Getting cookies dynamically
Cookies have an expiration date. If you want to crawl the web for a long time, you need to update the cookie every once in a while, and it would be stupid to get it manually from the FireFox browser. The cookie from the browser is just an entry point, after that the request is made, we still have to rely on python to actively get the cookie, the following is a program to get the cookie:
#!python # encoding: utf-8 from import CookieJar from import Request, HTTPCookieProcessor, build_opener DEFAULT_HEADERS = {"User-Agent": "Mozilla/5.0 (Windows NT 6.1; WOW64; rv:43.0) Gecko/20100101 Firefox/43.0"} DEFAULT_TIMEOUT = 360 def get(url): cookie = CookieJar() handler = HTTPCookieProcessor(cookie) opener = build_opener(handler) req = Request(url, headers=DEFAULT_HEADERS) response = (req, timeout=DEFAULT_TIMEOUT) for item in cookie: print( + " = " + ) ()

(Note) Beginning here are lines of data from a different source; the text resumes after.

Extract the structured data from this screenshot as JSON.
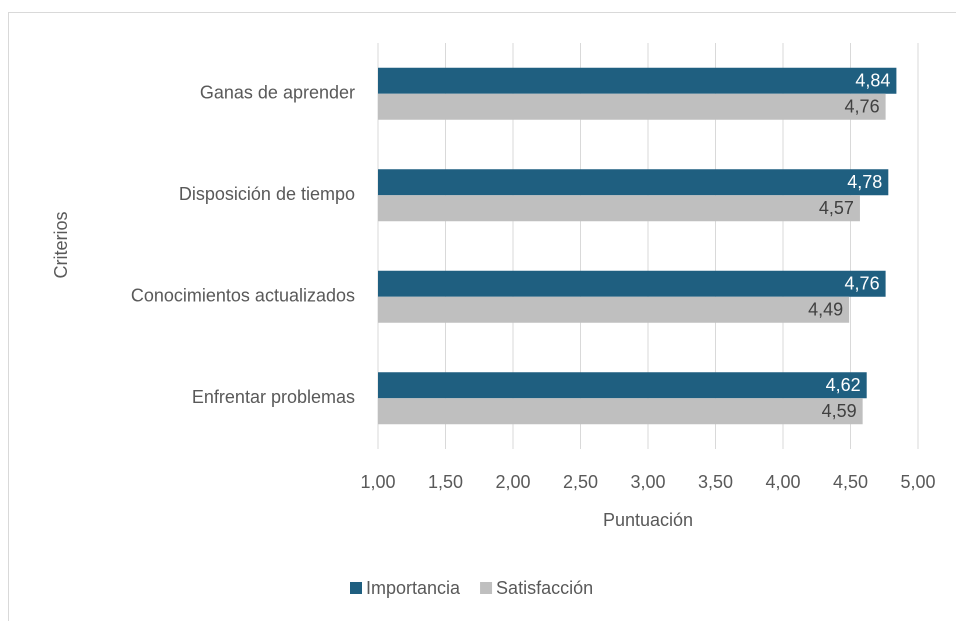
{
  "chart_data": {
    "type": "bar",
    "orientation": "horizontal",
    "x_label": "Puntuación",
    "y_label": "Criterios",
    "categories": [
      "Ganas de aprender",
      "Disposición de tiempo",
      "Conocimientos actualizados",
      "Enfrentar problemas"
    ],
    "series": [
      {
        "name": "Importancia",
        "color": "#1f5f80",
        "values": [
          4.84,
          4.78,
          4.76,
          4.62
        ],
        "value_labels": [
          "4,84",
          "4,78",
          "4,76",
          "4,62"
        ]
      },
      {
        "name": "Satisfacción",
        "color": "#bfbfbf",
        "values": [
          4.76,
          4.57,
          4.49,
          4.59
        ],
        "value_labels": [
          "4,76",
          "4,57",
          "4,49",
          "4,59"
        ]
      }
    ],
    "xlim": [
      1,
      5
    ],
    "xticks": [
      {
        "value": 1,
        "label": "1,00"
      },
      {
        "value": 1.5,
        "label": "1,50"
      },
      {
        "value": 2,
        "label": "2,00"
      },
      {
        "value": 2.5,
        "label": "2,50"
      },
      {
        "value": 3,
        "label": "3,00"
      },
      {
        "value": 3.5,
        "label": "3,50"
      },
      {
        "value": 4,
        "label": "4,00"
      },
      {
        "value": 4.5,
        "label": "4,50"
      },
      {
        "value": 5,
        "label": "5,00"
      }
    ],
    "grid": true,
    "legend": "bottom"
  }
}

The example program shows how to get a cookie and prints the name and value attributes of the cookie. The example shows that the cookie is re-fetched every time the http request is executed, so we can adjust our program a little: the first request is executed with the cookie we obtained through the browser, and each subsequent request can use the cookie obtained during the last request. adjusted program:
#!python # encoding: utf-8 from import MozillaCookieJar, CookieJar from import Request, build_opener, HTTPCookieProcessor, urlopen DEFAULT_HEADERS = {"User-Agent": "Mozilla/5.0 (Windows NT 6.1; WOW64; rv:43.0) Gecko/20100101 Firefox/43.0"} DEFAULT_TIMEOUT = 360 def gen_login_cookie(): cookie = MozillaCookieJar() ('', ignore_discard=True, ignore_expires=True) return cookie def grab(cookie, url): req = Request(url, headers=DEFAULT_HEADERS) opener = build_opener(HTTPCookieProcessor(cookie)) response = (req, timeout=DEFAULT_TIMEOUT) print(().decode("utf8")) () def start(url1, url2): cookie = gen_login_cookie() grab(cookie, url1) grab(cookie, url2) if __name__ == '__main__': u1 = "/QQ number/myhome/friends" u2 = "/proxy/domain//cgi-bin/tfriend/friend_ship_manager.cgi?uin=QQ number&do=2&rd=0.44948123599838985&fupdate=1&clean=0&g_tk=515169388 " start(u1, u2)
That's all.
(sth. or sb) else
In fact, there is another way to use cookies when logging into QZone - by observation, you can also add cookie information in the http request header.
The way to get the cookie in the request header: Open FireFox browser, open FireBug and activate the network tab of FireBug, log in to Qzone on FireFox browser, then find the login page request in FireBug, and then you can find the cookie information in the request header.
Organize the cookie information into a single line and add it to the request header for direct access. This method is relatively simple and reduces the number of steps to modify the cookie file.
In addition, in aBlog PostsI also found a solution for logging into Qzone directly. This is the best known method, as long as Tencent does not change the login rules, it is very simple to execute the request to get a cookie. but it is a long time ago, I don't know if the rules are still applicable.
Above is the python crawler how to correctly use cookies in detail, more information about python crawler using cookies please pay attention to my other related articles!